New South Wales

Court of Appeal

  • Makita (Australia) Pty Ltd v Sprowles [2001] NSWCA 305 (14 September 2001) – New South Wales Court of Appeal
    Expert evidence’ – ‘General principles’ – ‘Negligence’ – ‘Opinion

    Appeal Type: General civil appeal.

    Facts: This decision was not concerned with domestic and family violence but is relevant in relation to the admission of expert evidence in cases involving domestic and family violence. The plaintiff was injured after falling down the stairs at work and sued her employer for negligence. At trial, her employer was found to have breached their duty of care because the stairs were slippery and this was the reason the plaintiff fell. This finding of fact made at trial was largely based on expert evidence adduced by the plaintiff. The expert attested to the slipperiness of the stairs. The plaintiff was awarded damages. But for the expert’s report, ‘a conclusion that the stairs were not slippery would have been inevitable’ (see at [56]). The defendant appealed on the basis that, inter alia, the trial judge erred in accepting the expert evidence.

    Issues: Whether the trial judge erred in accepting the opinion of the expert regarding the slipperiness of the stairs.

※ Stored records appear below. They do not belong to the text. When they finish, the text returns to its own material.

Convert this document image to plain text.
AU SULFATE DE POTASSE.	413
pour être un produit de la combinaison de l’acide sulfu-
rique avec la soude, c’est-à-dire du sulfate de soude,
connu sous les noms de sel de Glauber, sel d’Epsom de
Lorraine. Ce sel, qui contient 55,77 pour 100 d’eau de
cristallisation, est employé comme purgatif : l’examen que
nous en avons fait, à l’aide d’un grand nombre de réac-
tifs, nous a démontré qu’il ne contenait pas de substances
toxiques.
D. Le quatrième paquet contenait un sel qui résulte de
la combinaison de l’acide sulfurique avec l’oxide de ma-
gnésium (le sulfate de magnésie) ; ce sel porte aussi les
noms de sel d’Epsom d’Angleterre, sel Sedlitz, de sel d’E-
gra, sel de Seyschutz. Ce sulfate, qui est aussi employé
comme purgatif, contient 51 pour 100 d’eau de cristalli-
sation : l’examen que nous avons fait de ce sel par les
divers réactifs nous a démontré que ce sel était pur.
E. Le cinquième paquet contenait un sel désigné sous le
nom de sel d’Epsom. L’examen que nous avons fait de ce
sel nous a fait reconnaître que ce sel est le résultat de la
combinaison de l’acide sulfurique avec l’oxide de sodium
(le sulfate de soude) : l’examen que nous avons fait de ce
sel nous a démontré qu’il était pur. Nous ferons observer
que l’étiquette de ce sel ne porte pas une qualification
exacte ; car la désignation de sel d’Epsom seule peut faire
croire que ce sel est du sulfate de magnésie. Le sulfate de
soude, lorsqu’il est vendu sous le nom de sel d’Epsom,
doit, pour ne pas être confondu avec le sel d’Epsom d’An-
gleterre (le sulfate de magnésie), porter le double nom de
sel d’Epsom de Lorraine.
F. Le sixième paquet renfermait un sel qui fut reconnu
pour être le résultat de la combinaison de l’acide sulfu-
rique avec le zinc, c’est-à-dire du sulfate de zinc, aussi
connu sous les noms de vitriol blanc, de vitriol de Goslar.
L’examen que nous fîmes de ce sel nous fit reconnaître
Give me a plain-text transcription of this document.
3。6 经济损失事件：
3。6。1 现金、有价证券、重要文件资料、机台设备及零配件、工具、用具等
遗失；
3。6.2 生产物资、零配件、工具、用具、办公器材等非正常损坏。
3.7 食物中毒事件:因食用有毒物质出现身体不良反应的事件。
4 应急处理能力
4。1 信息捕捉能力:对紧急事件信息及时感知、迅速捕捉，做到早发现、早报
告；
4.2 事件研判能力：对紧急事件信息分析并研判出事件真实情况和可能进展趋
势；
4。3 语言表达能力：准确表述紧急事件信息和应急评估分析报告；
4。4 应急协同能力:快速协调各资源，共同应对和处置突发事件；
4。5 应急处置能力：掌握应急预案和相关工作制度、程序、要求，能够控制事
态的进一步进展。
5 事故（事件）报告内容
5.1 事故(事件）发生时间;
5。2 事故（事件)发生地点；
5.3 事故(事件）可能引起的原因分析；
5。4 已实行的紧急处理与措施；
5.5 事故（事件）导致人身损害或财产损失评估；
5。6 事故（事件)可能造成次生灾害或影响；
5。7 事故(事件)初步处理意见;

    Decision and Reasoning: The appeal was upheld. All members of the Court of Appeal agreed that the trial judge ought not to have accepted the evidence. Importantly, this appeal was concerned with whether the evidence ought to have been accepted by the trial judge, not with its admissibility. Heydon JA firstly considered whether the expert’s testimony ‘(complied) with a prime duty of experts in giving opinion evidence: to furnish the trier of fact with criteria enabling evaluation of the validity of the expert's conclusions’ ([59]). It was in this context that his Honour engaged in general discussion about the admissibility of expert evidence. Expert evidence cannot usurp the role of the trial judge (or jury if present) in making findings of fact. The task of the tribunal of fact is to make an independent assessment of expert evidence in forming its own conclusion. It cannot do this, ‘if the expert does not fully expose the reasoning relied on’ (see at [67]). The Court is not obliged to accept the opinion of an expert, even if no other evidence is called to contradict it (see at [87]). This is important especially where the evidence goes to the ultimate issue in the case. Evidence which goes to the ultimate issue is not inadmissible for that reason (see s 80 of the Evidence Act 1995 (NSW)). Essentially, an expert gives opinion based on facts, and as such must prove ‘by admissible means the facts on which the opinion is based, or state explicitly the assumptions as to fact on which the opinion is based’ (see at [64]).

    See at [85] where his Honour summarises the general principles of the admissibility of expert evidence –

    ‘In short, if evidence tendered as expert opinion evidence is to be admissible, it must be agreed or demonstrated that there is a field of "specialised knowledge"; there must be an identified aspect of that field in which the witness demonstrates that by reason of specified training, study or experience, the witness has become an expert; the opinion proffered must be "wholly or substantially based on the witness's expert knowledge"; so far as the opinion is based on facts "observed" by the expert, they must be identified and admissibly proved by the expert, and so far as the opinion is based on "assumed" or "accepted" facts, they must be identified and proved in some other way; it must be established that the facts on which the opinion is based form a proper foundation for it; and the opinion of an expert requires demonstration or examination of the scientific or other intellectual basis of the conclusions reached: that is, the expert's evidence must explain how the field of "specialised knowledge" in which the witness is expert by reason of "training, study or experience", and on which the opinion is "wholly or substantially based", applies to the facts assumed or observed so as to produce the opinion propounded. If all these matters are not made explicit, it is not possible to be sure whether the opinion is based wholly or substantially on the expert's specialised knowledge. If the court cannot be sure of that, the evidence is strictly speaking not admissible, and, so far as it is admissible, of diminished weight. And an attempt to make the basis of the opinion explicit may reveal that it is not based on specialised expert knowledge, but, to use Gleeson CJ's characterisation of the evidence in HG v R [1999] HCA 2; (1999) 197 CLR 414, on "a combination of speculation, inference, personal and second-hand views as to the credibility of the complainant, and a process of reasoning which went well beyond the field of expertise" (at [41]).’